FORMAÇÃO DE DEFEITOS EM PEÇAS DE ALUMÍNIO:


SIMULAÇÃO NUMÉRICA VS. RESULTADOS EXPERIMENTAIS

Verran, G. O. (1); Rebello, M.A. (2); Oliveira, C. G.


(1) Dr. Eng. DEM-CCT/UDESC; CTMa/IST-SOCIESC, Joinville/SC, Brasil
dem2gov@joinville.udesc.br ; guilherme@sociesc.com.br
(2) Msc. Eng. IST-SOCIESC, Joinville/SC, Brasil
rebello@sociesc.com.br
(3) Eng. Mec. Ind. de Fundição Tupy, Joinville/SC, Brasil
cargomes@tupy.com.br

Resumo – A utilização da simulação numérica como ferramenta de trabalho na engenharia de


fundição está apresentando uma utilização crescente e cada vez mais eficiente na otimização de
projetos e processos, entretanto até o presente existem poucos estudos relacionados com a avaliação
da eficiência destes softwares em fundição sob pressão, onde os eventos enchimento da cavidade e
solidificação da peça ocorrem sob condições totalmente diferentes daquelas encontradas nos processos
por gravidade. Neste trabalho foi realizado um estudo comparativo entre os resultados da simulação
do enchimento de uma peça fundida sob pressão usando a liga Al9Si3Cu, com as peças obtidas
experimentalmente usando as mesmas condições de processamento. Foram obtidos diferentes lotes de
peças usando velocidades distintas, com o objetivo de provocar a ocorrência de defeitos tipo solda fria
e porosidades. A comparação entre os resultados obtidos nas simulações e as peças fundidas mostrou
resultados que confirmam a capacidade do software de indicar a possível ocorrência de defeitos em
função dos parâmetros de processo utilizados.
Palavras chave: Fundição sob pressão, Simulação, Enchimento, Defeitos, Solda Fria.

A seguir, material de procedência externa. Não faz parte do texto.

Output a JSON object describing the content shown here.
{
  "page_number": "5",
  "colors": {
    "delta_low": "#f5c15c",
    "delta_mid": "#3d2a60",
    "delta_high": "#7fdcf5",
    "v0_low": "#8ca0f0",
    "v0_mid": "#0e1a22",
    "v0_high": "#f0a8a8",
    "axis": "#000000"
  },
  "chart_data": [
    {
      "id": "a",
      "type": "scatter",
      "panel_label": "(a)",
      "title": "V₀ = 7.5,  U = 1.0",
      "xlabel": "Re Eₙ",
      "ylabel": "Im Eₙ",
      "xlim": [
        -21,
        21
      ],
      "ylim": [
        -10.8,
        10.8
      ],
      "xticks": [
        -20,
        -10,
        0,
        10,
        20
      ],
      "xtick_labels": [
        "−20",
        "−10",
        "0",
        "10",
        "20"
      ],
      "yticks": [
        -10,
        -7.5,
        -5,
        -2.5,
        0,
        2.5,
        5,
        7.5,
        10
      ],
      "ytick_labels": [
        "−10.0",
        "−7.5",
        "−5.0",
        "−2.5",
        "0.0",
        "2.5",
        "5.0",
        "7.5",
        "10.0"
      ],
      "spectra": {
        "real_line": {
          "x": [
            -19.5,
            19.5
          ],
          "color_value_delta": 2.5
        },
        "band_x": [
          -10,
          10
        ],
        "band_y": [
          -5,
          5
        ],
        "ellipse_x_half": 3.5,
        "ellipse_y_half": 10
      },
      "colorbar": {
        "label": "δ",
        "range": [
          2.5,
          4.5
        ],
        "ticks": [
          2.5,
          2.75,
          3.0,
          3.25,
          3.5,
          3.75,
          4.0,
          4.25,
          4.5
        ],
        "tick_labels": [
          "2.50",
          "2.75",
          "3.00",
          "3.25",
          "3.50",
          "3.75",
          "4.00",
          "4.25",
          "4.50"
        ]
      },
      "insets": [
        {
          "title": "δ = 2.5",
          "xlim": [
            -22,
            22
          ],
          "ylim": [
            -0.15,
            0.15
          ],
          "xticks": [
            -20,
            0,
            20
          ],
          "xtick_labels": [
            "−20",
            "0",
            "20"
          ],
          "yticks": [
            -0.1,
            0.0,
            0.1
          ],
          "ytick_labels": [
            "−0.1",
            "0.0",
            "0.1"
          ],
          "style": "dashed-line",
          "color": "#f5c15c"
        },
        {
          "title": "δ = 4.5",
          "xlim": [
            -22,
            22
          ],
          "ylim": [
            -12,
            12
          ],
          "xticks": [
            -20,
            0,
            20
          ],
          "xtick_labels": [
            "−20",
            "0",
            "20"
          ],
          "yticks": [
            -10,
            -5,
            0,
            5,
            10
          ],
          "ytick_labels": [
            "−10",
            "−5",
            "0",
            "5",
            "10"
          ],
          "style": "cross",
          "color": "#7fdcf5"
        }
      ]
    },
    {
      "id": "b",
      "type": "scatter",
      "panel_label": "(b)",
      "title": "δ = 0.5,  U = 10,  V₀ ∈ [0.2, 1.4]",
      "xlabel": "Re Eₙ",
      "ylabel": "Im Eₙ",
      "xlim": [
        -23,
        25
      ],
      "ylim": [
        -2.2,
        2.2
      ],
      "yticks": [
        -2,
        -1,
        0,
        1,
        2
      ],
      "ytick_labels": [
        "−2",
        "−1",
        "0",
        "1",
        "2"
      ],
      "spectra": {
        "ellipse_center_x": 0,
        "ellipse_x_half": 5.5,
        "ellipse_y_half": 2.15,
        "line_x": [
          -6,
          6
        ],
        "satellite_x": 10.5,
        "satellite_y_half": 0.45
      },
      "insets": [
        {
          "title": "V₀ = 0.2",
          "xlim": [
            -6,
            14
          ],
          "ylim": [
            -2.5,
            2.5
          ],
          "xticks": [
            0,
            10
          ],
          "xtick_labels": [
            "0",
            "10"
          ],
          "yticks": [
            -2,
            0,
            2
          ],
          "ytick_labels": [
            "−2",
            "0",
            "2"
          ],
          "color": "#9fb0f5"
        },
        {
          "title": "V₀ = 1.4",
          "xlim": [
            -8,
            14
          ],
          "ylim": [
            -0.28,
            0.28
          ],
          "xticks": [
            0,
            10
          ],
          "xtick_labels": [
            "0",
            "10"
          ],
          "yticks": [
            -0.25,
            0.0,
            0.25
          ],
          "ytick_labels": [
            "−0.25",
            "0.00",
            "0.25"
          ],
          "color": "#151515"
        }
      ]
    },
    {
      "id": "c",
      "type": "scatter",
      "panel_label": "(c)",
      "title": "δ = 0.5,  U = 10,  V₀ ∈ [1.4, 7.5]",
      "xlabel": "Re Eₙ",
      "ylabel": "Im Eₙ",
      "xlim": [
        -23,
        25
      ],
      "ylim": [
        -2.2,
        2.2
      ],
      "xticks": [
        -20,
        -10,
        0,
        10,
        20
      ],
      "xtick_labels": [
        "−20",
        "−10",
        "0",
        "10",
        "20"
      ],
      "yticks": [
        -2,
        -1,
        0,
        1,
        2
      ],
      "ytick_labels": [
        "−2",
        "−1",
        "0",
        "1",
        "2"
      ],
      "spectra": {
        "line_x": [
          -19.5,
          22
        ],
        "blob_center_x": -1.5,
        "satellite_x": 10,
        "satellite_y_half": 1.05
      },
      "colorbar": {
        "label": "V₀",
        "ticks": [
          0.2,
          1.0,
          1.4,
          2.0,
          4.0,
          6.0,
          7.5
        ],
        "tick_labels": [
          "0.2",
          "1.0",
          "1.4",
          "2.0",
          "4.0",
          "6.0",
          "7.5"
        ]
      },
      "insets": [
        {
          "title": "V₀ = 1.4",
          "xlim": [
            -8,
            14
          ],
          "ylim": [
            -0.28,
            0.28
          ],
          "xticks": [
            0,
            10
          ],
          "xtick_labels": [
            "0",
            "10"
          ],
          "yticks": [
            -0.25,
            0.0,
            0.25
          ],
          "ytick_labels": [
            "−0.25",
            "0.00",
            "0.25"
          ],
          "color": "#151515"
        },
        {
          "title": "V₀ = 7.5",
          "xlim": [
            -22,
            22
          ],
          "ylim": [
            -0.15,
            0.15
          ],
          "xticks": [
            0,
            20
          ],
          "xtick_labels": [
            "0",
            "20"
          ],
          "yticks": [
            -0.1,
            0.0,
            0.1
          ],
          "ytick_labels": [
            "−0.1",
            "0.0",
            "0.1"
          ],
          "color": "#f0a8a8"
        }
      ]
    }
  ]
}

Abstract - Despite the increasing use of numerical simulation of general casting problems, and its
well known efficiency, at the present it still exist relatively few studies on the efficiency of numerical
methods to simulate pressure casting. In such processes, the events associated with the filling front and
solidification take place under markedly different conditions from those found in gravity casting. This
work presents a comparison between experimental and numerical results of pressure casting of
Al6Si3Cu under the same conditions. Simulation was performed for several filling velocities in order
to create conditions of defects to occur, such as cold shut and pin holes. The results show that, for the
pressure casting conditions used, the software was able to predict correctly the occurrence of defects.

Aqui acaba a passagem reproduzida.